The required documents, often large, were spread out in front of the reader and -in accordance with an illustration we saw somewhere- covered by a piece of fabric to protect them (against fading, for instance?). The (changeable) list on the outside of a bench was a guide, informing about the contents to be found there.

It’s a lot of walking (and climbing) when in Firenze/Florence, seen in the light of a desire to visit several interesting places within the confined space of a few days. Monday’s afternoon was reserved for climbing the Dome – by the two men that is. As mentioned before we bought tickets that are valid for 48 hours on Saturday around noon. The time we were supposed to enter the Cattedrale di Santa Maria del Fiore, well its Dome, was 12:00PM sharp. We were there – and denied access because we both were lacking a small but important document. Now what? We decided to go back to the ticket office and ask for a duplicate of the required documents. That proved to be possible (don’t dare to make any unfriendly remark about the Italians!) and we returned to the Dome-entrance on the double. Even though it was almost 12:30PM we were allowed to enter the building. Phew! This is the view down into the cathedral after having completed the straight part of the climb.

The straight part is followed, of course, by the bending dome-part. This picture gives a good impression what that looks like. It is less easy than this picture suggests but, despite the 463 steps, easier than the Campanile because (1) generally it is not as narrow and (2) most of the time oncoming traffic has its separate stairs.

The reward of climbing the dome is absolutely worth the trouble. Together with a part of the city around and behind it the Campanile -its visitors 10 meters below us- is clearly visible here.

  • Firenze/Florence (I)

    Two pictures of the view on offer when looking from the dome’s top. When looking at the shades and comparing the street-pattern to our map we think this is a view towards the east/east-southeast-direction.

  • Firenze/Florence (II)

    The second picture certainly was taken in the opposite direction, being the west/north-west-direction. It’s a bit easier to determine, because of the large square dead-end train-station in the centre.

  • Dead-end street

    Some trivialities must be part of this blog, too. At least that’s what we think. First there was this sign of a dead-end street, alternatively used by someone for a religious purpose. Another person added ‘life is porno’ to it. Even twice! We doubt it. Then, all of a sudden, there was ‘Assidea no Bolkestein’. Frits Bolkestein…

  • Frits Bolkestein

    … …is a Dutch former Europian Commissioner from 1999 until 2004. We were unable to find a translation for ‘Assidea’. Ass idea, however, means the idea of a donkey. He proposed, even realized, some controversial new rules. The Italians apparently did not forget him! See https://en.wikipedia.org/wiki/Frits_Bolkestein.

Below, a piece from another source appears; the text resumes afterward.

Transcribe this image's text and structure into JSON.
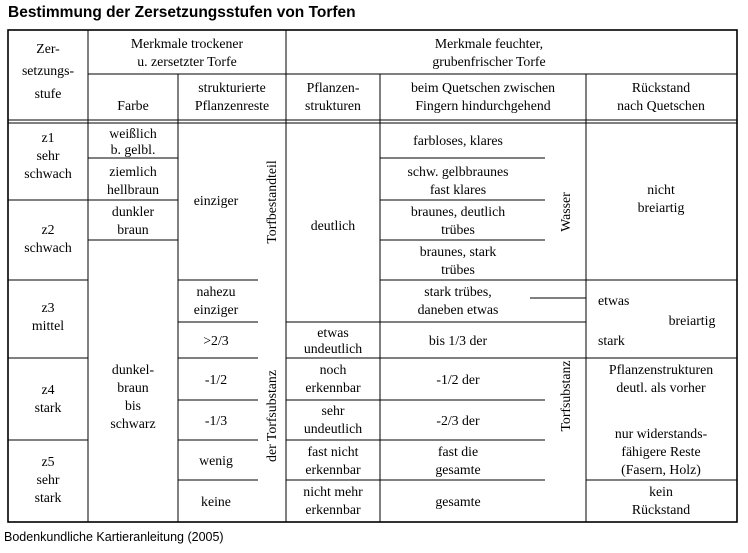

On the 31st of October we said goodbye to our friends. It had been a short but great time. After that we took the train from Firenze/Florence to Pisa’s central train-station. From there to the airport by PisMover – a bit strange name in Dutch (and English?) but who cares? It has been really fantastic. In three full days we have maybe seen 10% (less?) of what’s on offer for the discerning visitor. We must, repeat must, go back another time. We hope to be able to entertain all of you followers again next month – Sunday the 3rd of December.